The DWP then went on to attempt to mitigate the failings on the basis of the additional costs that adjusting their systems would incur. The court cared little for this justification stating that: ‘If the regulations, properly interpreted, mean that the calculation must be done in a particular way, that is what the law requires. We do not belittle the administrative inconvenience, or the cost involved but the language of the regulations cannot be distorted to give effect to a design which may have proceeded on a basis which is wrong in law.’
Whilst this case is a landmark win for the four mothers, Tessa Gregory, solicitor from Leigh Day who represented one of the women, insisted that Amber Rudd ‘must take immediate steps to ensure that no other claimants are adversely affected and she should also ensure all those who have suffered because of this unlawful conduct are swiftly and fairly compensated.’ ‘My client is a hard-working single mum doing her very best to support her family,’ Gregory said. ‘She is precisely the kind of person Universal Credit was supposed to help.
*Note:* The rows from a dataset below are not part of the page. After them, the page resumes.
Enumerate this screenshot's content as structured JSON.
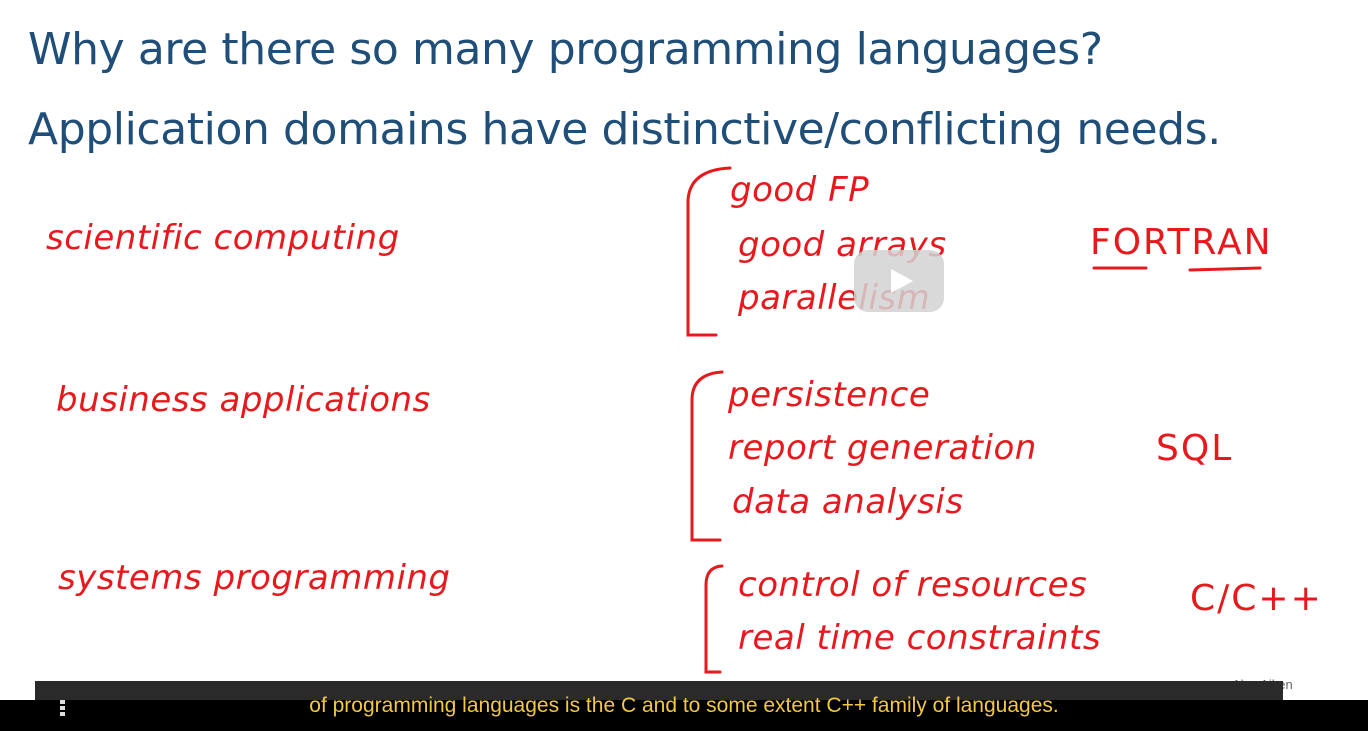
{
  "slide": {
    "title_line1": "Why are there so many programming languages?",
    "title_line2": "Application domains have distinctive/conflicting needs.",
    "domains": [
      {
        "name": "scientific computing",
        "needs": [
          "good FP",
          "good arrays",
          "parallelism"
        ],
        "language": "FORTRAN"
      },
      {
        "name": "business applications",
        "needs": [
          "persistence",
          "report generation",
          "data analysis"
        ],
        "language": "SQL"
      },
      {
        "name": "systems programming",
        "needs": [
          "control of resources",
          "real time constraints"
        ],
        "language": "C/C++"
      }
    ],
    "author": "Alex Aiken"
  },
  "player": {
    "caption": "of programming languages is the C and to some extent C++ family of languages.",
    "play_icon": "play-icon",
    "menu_icon": "menu-dots-icon"
  },
  "colors": {
    "title": "#1f4e79",
    "ink": "#e8191d",
    "caption_text": "#f2c744"
  }
}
It is extraordinary that when this issue was first raised, the Secretary of State did not act quickly to remedy the problem, instead choosing to fight these four women in court arguing that the system was fit for purpose despite the hardship being caused to working families. This is yet another demonstration of how broken Universal Credit is and why its roll out must be stopped.’
The Child Poverty Action Group’s solicitor Carla Clarke called it ‘a very welcome and common-sense judgment’. ‘Our clients have been doing everything they can to support themselves and their young children through work but the rigid assessment system in universal credit has caused them untold hardship, stress and misery with them being forced repeatedly to manage on half of their usual total monthly income despite their fixed outgoings remaining the same. They have each ultimately questioned why they are even working.’
This victory comes as Amber Rudd confirmed that she was overhauling parts of the government’s flagship welfare reform in an attempt to allay fears about the programme’s roll-out.